Is former President Donald Trump immune from liability related to his supporters’ attack on the U.S. Capitol on Jan. 6, 2021? A federal judge in Washington, DC is considering it for the first time. 

Judge Amit Mehta on Monday questioned Trump’s actions during his speech in the moments that led up to his supporters storming the Capitol building one year ago. During the court hearing, Mehta repeatedly pointed out that Trump directly asked the crowd to march to the Capitol, and then neglected to speak up for two hours asking the supporters to stop their violence. 

Mehta said that the words were hard to walk back, and that there was a two-hour window where he never said “stop, get out of the Capitol,” or that that was not what he had wanted them to do. 

The judge pointed to the fact that Trump did not immediately denounce the violence, and rather, sent a tweet that “arguably exacerbated things.” The judge questioned whether this, from a plausibility standpoint, evidence that Trump plausibly agreed with his supporters’ conduct inside the Capitol. 

The major hearing lasted nearly five hours, at the end of which, Mehta did not rule. Throughout the entire hearing, Mehta rarely showed if he was leaning one way or the other. It marks the first major test of whether civil litigation is a potential route to hold leaders accountable for the insurrection. 

It was part of a trio of lawsuits related to the Capitol insurrection that seek to hold Trump and other Republican figures accountable. 

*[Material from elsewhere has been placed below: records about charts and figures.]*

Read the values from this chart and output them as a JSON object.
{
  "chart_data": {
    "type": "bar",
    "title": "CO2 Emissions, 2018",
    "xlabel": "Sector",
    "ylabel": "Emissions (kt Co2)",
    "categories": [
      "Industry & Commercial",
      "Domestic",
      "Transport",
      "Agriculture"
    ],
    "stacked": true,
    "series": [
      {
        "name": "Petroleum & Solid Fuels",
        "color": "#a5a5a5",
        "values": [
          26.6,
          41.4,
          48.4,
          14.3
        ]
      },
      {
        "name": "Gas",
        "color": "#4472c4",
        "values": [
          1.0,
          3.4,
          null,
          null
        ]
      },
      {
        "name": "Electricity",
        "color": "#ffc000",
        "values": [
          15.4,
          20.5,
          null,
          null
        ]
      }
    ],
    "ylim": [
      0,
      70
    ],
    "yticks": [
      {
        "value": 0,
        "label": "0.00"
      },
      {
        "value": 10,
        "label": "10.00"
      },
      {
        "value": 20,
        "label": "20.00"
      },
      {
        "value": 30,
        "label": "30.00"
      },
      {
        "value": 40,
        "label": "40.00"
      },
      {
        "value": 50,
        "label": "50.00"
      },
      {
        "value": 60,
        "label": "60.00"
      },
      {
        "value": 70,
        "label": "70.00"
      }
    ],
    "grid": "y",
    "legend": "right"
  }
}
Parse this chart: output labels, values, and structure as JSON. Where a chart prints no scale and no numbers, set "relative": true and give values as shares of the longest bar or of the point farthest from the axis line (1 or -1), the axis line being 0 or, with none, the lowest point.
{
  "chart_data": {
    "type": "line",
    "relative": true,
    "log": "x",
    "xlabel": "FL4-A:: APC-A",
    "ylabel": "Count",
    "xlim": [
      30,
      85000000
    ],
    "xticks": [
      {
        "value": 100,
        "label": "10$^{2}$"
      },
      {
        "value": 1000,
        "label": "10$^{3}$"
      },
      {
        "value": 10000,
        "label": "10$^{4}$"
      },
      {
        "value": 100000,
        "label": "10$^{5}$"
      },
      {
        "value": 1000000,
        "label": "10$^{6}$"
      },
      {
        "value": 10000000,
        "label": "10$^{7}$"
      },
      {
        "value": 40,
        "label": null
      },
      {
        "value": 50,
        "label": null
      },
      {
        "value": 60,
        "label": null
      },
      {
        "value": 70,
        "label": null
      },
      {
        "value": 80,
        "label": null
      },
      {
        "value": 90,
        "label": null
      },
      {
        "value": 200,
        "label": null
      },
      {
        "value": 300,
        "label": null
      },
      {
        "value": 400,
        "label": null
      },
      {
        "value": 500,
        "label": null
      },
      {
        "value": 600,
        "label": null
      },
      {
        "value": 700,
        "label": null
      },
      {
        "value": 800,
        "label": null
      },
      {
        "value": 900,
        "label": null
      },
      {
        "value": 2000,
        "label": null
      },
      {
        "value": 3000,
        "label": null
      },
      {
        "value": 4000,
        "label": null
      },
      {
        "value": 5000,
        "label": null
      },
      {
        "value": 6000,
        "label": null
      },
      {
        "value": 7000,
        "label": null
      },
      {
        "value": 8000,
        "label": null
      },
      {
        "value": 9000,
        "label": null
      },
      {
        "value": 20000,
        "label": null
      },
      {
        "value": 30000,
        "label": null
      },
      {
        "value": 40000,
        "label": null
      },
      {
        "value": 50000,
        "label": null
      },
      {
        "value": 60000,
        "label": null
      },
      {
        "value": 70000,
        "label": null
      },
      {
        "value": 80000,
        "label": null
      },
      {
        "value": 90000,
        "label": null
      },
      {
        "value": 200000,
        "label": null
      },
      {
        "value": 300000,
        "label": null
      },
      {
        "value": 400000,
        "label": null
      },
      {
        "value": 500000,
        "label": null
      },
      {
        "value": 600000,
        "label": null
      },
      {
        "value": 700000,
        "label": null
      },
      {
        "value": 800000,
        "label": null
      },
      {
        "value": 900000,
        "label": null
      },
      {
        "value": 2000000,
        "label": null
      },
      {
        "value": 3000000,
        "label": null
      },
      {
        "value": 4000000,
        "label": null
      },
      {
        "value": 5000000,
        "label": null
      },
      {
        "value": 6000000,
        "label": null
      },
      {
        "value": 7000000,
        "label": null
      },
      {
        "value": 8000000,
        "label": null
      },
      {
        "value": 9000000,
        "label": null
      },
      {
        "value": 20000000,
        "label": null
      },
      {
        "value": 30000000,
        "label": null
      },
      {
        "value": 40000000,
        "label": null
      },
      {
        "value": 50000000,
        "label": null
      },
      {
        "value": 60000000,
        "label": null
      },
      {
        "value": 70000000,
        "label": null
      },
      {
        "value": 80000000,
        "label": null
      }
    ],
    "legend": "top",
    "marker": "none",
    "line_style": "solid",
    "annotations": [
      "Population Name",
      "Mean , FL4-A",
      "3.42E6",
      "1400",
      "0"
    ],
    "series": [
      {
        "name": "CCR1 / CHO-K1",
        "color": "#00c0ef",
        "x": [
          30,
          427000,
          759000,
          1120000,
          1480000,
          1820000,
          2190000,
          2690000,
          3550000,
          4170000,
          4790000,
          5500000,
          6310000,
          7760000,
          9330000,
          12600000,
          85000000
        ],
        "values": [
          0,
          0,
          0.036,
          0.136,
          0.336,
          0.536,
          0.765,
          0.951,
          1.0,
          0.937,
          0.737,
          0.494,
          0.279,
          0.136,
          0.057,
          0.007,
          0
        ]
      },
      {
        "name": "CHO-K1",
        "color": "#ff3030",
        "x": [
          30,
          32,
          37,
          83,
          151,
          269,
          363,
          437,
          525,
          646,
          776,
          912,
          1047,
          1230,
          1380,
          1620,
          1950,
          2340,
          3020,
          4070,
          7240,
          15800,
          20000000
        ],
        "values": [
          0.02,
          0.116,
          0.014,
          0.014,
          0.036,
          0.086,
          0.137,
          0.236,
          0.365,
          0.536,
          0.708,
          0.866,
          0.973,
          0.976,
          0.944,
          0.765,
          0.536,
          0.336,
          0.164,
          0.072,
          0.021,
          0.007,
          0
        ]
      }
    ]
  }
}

Experts say that Mehta’s line of questioning is a foreboding sign for Trump and his allies. Trump’s lawyer Jesse Binnall tried arguing that Trump’s words, while he was president, should be completely immune from liability, including his speech on January 6.

Mehta said that Binnall would have him completely ignore in its entirety what Trump said, and pointed to a Supreme Court case that established the parameters of presidential immunity, noting that this does not appear to be what the precedence was set on in terms of boundaries of presidential immunity.